O Projeto ENVITEJO prevê ainda o desenvolvimento de ferramentas que permitam correr aplicações dedicadas, baseadas nos resultados do modelo matemático e desenvolver interfaces gráficas que permitam a um utilizador não especializado em modelação matemática fazer simulações de cenários utilizando os resultados do modelo operacional. A ferramenta será também constituída por uma base de dados que arquivará o histórico das simulações bem como os dados adquiridos a partir de outros serviços Web (estações meteorológicas, bóias, radar, imagens de satélite, etc). Este armazenamento permitirá analisar situações passadas e realizar cenários de dispersão de poluentes em eventos passados. Os dados serão consultáveis apenas por utilizadores credenciados e apenas em modo de leitura.

 

Referências

BRAUNSCHWEIG, F.; MARTINS, F.; LEITÃO, P.; NEVES, R. - "A methodology to estimate renewal time scales in estuaries: the Tagus Estuary case", Ocean Dynamics, 53, 3, 2003, pp. 137-145.

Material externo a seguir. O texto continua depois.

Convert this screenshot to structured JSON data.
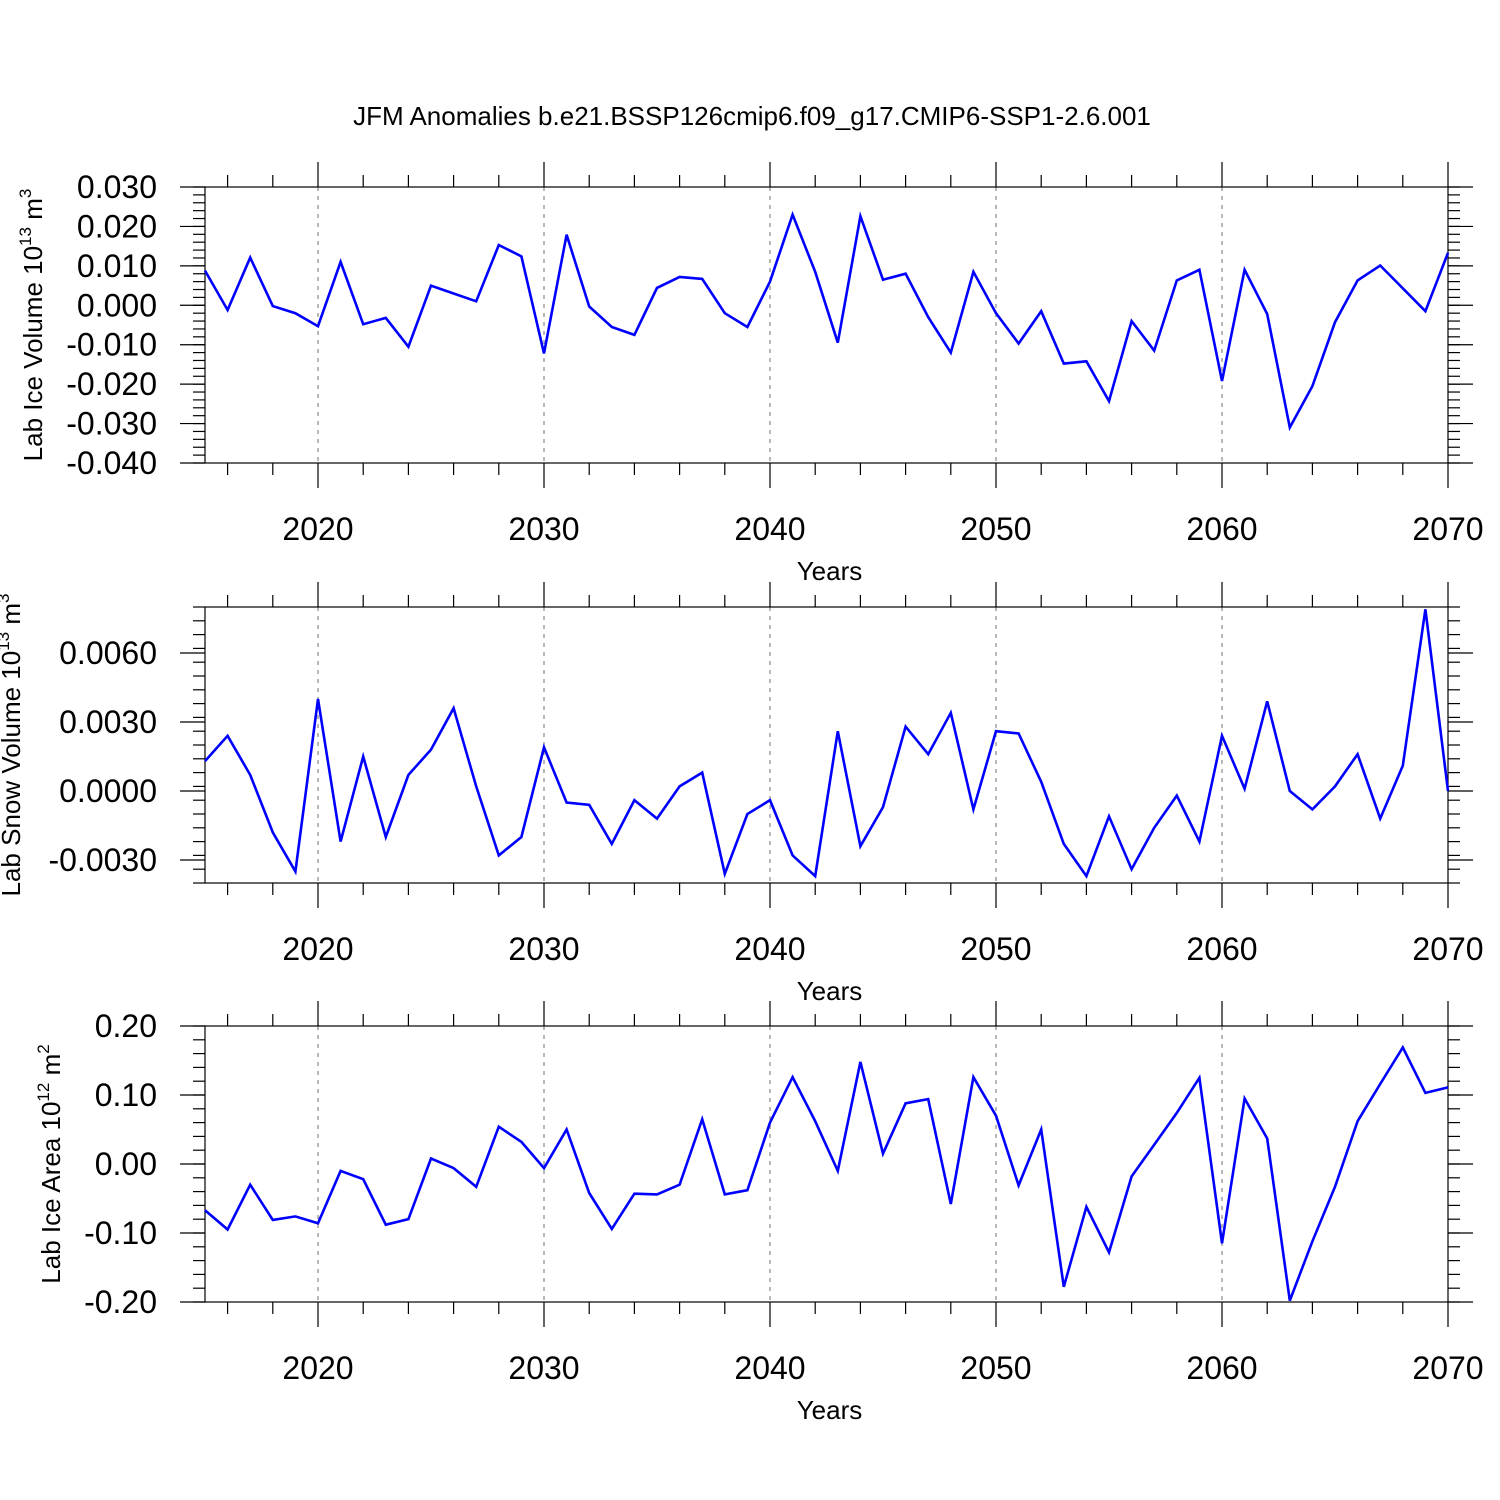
{
  "title": "JFM Anomalies b.e21.BSSP126cmip6.f09_g17.CMIP6-SSP1-2.6.001",
  "colors": {
    "line": "#0000ff",
    "grid": "#888888",
    "axis": "#000000"
  },
  "chart_data": [
    {
      "type": "line",
      "ylabel_main": "Lab Ice Volume 10",
      "ylabel_sup": "13",
      "ylabel_unit": " m",
      "ylabel_unit_sup": "3",
      "xlabel": "Years",
      "xlim": [
        2015,
        2070
      ],
      "ylim": [
        -0.04,
        0.03
      ],
      "yticks": [
        -0.04,
        -0.03,
        -0.02,
        -0.01,
        0.0,
        0.01,
        0.02,
        0.03
      ],
      "ytick_labels": [
        "-0.040",
        "-0.030",
        "-0.020",
        "-0.010",
        "0.000",
        "0.010",
        "0.020",
        "0.030"
      ],
      "xticks": [
        2020,
        2030,
        2040,
        2050,
        2060,
        2070
      ],
      "xtick_labels": [
        "2020",
        "2030",
        "2040",
        "2050",
        "2060",
        "2070"
      ],
      "x": [
        2015,
        2016,
        2017,
        2018,
        2019,
        2020,
        2021,
        2022,
        2023,
        2024,
        2025,
        2026,
        2027,
        2028,
        2029,
        2030,
        2031,
        2032,
        2033,
        2034,
        2035,
        2036,
        2037,
        2038,
        2039,
        2040,
        2041,
        2042,
        2043,
        2044,
        2045,
        2046,
        2047,
        2048,
        2049,
        2050,
        2051,
        2052,
        2053,
        2054,
        2055,
        2056,
        2057,
        2058,
        2059,
        2060,
        2061,
        2062,
        2063,
        2064,
        2065,
        2066,
        2067,
        2068,
        2069,
        2070
      ],
      "y": [
        0.0088,
        -0.0012,
        0.0121,
        -0.0002,
        -0.002,
        -0.0053,
        0.011,
        -0.0048,
        -0.0032,
        -0.0105,
        0.005,
        0.003,
        0.001,
        0.0153,
        0.0124,
        -0.0122,
        0.0179,
        -0.0003,
        -0.0055,
        -0.0075,
        0.0044,
        0.0072,
        0.0067,
        -0.002,
        -0.0055,
        0.006,
        0.023,
        0.0085,
        -0.0095,
        0.0226,
        0.0065,
        0.008,
        -0.003,
        -0.012,
        0.0085,
        -0.002,
        -0.0097,
        -0.0015,
        -0.0148,
        -0.0142,
        -0.0243,
        -0.004,
        -0.0115,
        0.0063,
        0.009,
        -0.0192,
        0.009,
        -0.0022,
        -0.031,
        -0.0205,
        -0.0043,
        0.0063,
        0.0101,
        0.0043,
        -0.0015,
        0.0133
      ]
    },
    {
      "type": "line",
      "ylabel_main": "Lab Snow Volume 10",
      "ylabel_sup": "13",
      "ylabel_unit": " m",
      "ylabel_unit_sup": "3",
      "xlabel": "Years",
      "xlim": [
        2015,
        2070
      ],
      "ylim": [
        -0.004,
        0.008
      ],
      "yticks": [
        -0.003,
        0.0,
        0.003,
        0.006
      ],
      "ytick_labels": [
        "-0.0030",
        "0.0000",
        "0.0030",
        "0.0060"
      ],
      "xticks": [
        2020,
        2030,
        2040,
        2050,
        2060,
        2070
      ],
      "xtick_labels": [
        "2020",
        "2030",
        "2040",
        "2050",
        "2060",
        "2070"
      ],
      "x": [
        2015,
        2016,
        2017,
        2018,
        2019,
        2020,
        2021,
        2022,
        2023,
        2024,
        2025,
        2026,
        2027,
        2028,
        2029,
        2030,
        2031,
        2032,
        2033,
        2034,
        2035,
        2036,
        2037,
        2038,
        2039,
        2040,
        2041,
        2042,
        2043,
        2044,
        2045,
        2046,
        2047,
        2048,
        2049,
        2050,
        2051,
        2052,
        2053,
        2054,
        2055,
        2056,
        2057,
        2058,
        2059,
        2060,
        2061,
        2062,
        2063,
        2064,
        2065,
        2066,
        2067,
        2068,
        2069,
        2070
      ],
      "y": [
        0.0013,
        0.0024,
        0.0007,
        -0.0018,
        -0.0035,
        0.004,
        -0.0022,
        0.0015,
        -0.002,
        0.0007,
        0.0018,
        0.0036,
        0.0002,
        -0.0028,
        -0.002,
        0.0019,
        -0.0005,
        -0.0006,
        -0.0023,
        -0.0004,
        -0.0012,
        0.0002,
        0.0008,
        -0.0036,
        -0.001,
        -0.0004,
        -0.0028,
        -0.0037,
        0.0026,
        -0.0024,
        -0.0007,
        0.0028,
        0.0016,
        0.0034,
        -0.0008,
        0.0026,
        0.0025,
        0.0004,
        -0.0023,
        -0.0037,
        -0.0011,
        -0.0034,
        -0.0016,
        -0.0002,
        -0.0022,
        0.0024,
        0.0001,
        0.0039,
        -0.0,
        -0.0008,
        0.0002,
        0.0016,
        -0.0012,
        0.0011,
        0.0079,
        0.0
      ]
    },
    {
      "type": "line",
      "ylabel_main": "Lab Ice Area 10",
      "ylabel_sup": "12",
      "ylabel_unit": " m",
      "ylabel_unit_sup": "2",
      "xlabel": "Years",
      "xlim": [
        2015,
        2070
      ],
      "ylim": [
        -0.2,
        0.2
      ],
      "yticks": [
        -0.2,
        -0.1,
        0.0,
        0.1,
        0.2
      ],
      "ytick_labels": [
        "-0.20",
        "-0.10",
        "0.00",
        "0.10",
        "0.20"
      ],
      "xticks": [
        2020,
        2030,
        2040,
        2050,
        2060,
        2070
      ],
      "xtick_labels": [
        "2020",
        "2030",
        "2040",
        "2050",
        "2060",
        "2070"
      ],
      "x": [
        2015,
        2016,
        2017,
        2018,
        2019,
        2020,
        2021,
        2022,
        2023,
        2024,
        2025,
        2026,
        2027,
        2028,
        2029,
        2030,
        2031,
        2032,
        2033,
        2034,
        2035,
        2036,
        2037,
        2038,
        2039,
        2040,
        2041,
        2042,
        2043,
        2044,
        2045,
        2046,
        2047,
        2048,
        2049,
        2050,
        2051,
        2052,
        2053,
        2054,
        2055,
        2056,
        2057,
        2058,
        2059,
        2060,
        2061,
        2062,
        2063,
        2064,
        2065,
        2066,
        2067,
        2068,
        2069,
        2070
      ],
      "y": [
        -0.067,
        -0.095,
        -0.03,
        -0.081,
        -0.076,
        -0.086,
        -0.01,
        -0.022,
        -0.088,
        -0.08,
        0.008,
        -0.006,
        -0.033,
        0.054,
        0.032,
        -0.006,
        0.05,
        -0.042,
        -0.094,
        -0.043,
        -0.044,
        -0.03,
        0.065,
        -0.044,
        -0.038,
        0.06,
        0.126,
        0.062,
        -0.01,
        0.148,
        0.015,
        0.088,
        0.094,
        -0.058,
        0.126,
        0.07,
        -0.031,
        0.05,
        -0.178,
        -0.062,
        -0.128,
        -0.018,
        0.028,
        0.074,
        0.125,
        -0.115,
        0.095,
        0.037,
        -0.198,
        -0.112,
        -0.033,
        0.062,
        0.116,
        0.169,
        0.103,
        0.111
      ]
    }
  ]
}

MALHADAS, M.; LEITÃO, P.; SILVA, A.; NEVES, R.; - “Effect of coastal waves on sea level in Óbidos Lagoon, Portugal.” Continental Shelf Research 29, 9, 2009, pp 1240-1250.

MALHADAS, M.; NEVES, R.; LEITÃO, P.; SILVA, A. – “Influence of tide and waves on water renewal in Óbidos Lagoon, Portugal.” Ocean Dynamics 60, 2010, pp. 41-55

MARTINS, F.; LEITÃO, P.; SILVA, A.; NEVES, R. – “3D modelling in the Sado estuary using a new generic vertical discretization approach”, Oceanologica Acta, 24, 1, 2001, pp 1-12.

SARAIVA, S.; PINA, P.; MARTINS, F., SANTOS, M. BRAUNSCHWEIG, F. NEVES, R. – “Modelling the influence of nutrient loads on Portuguese estuaries”, Hydrobiologia, 587, 1, 2007, pp 5-18.

TRANCOSO, A. R.; SARAIVA, S.; FERNANDES, L.; PINA, P., LEITÃO, P.; NEVES, R. – “Modelling macroalgae using a 3D hydrodynamic-ecological model in a shallow, temperate estuary.” Ecological Modelling, 187, 2-3, 2005, pp 232-246.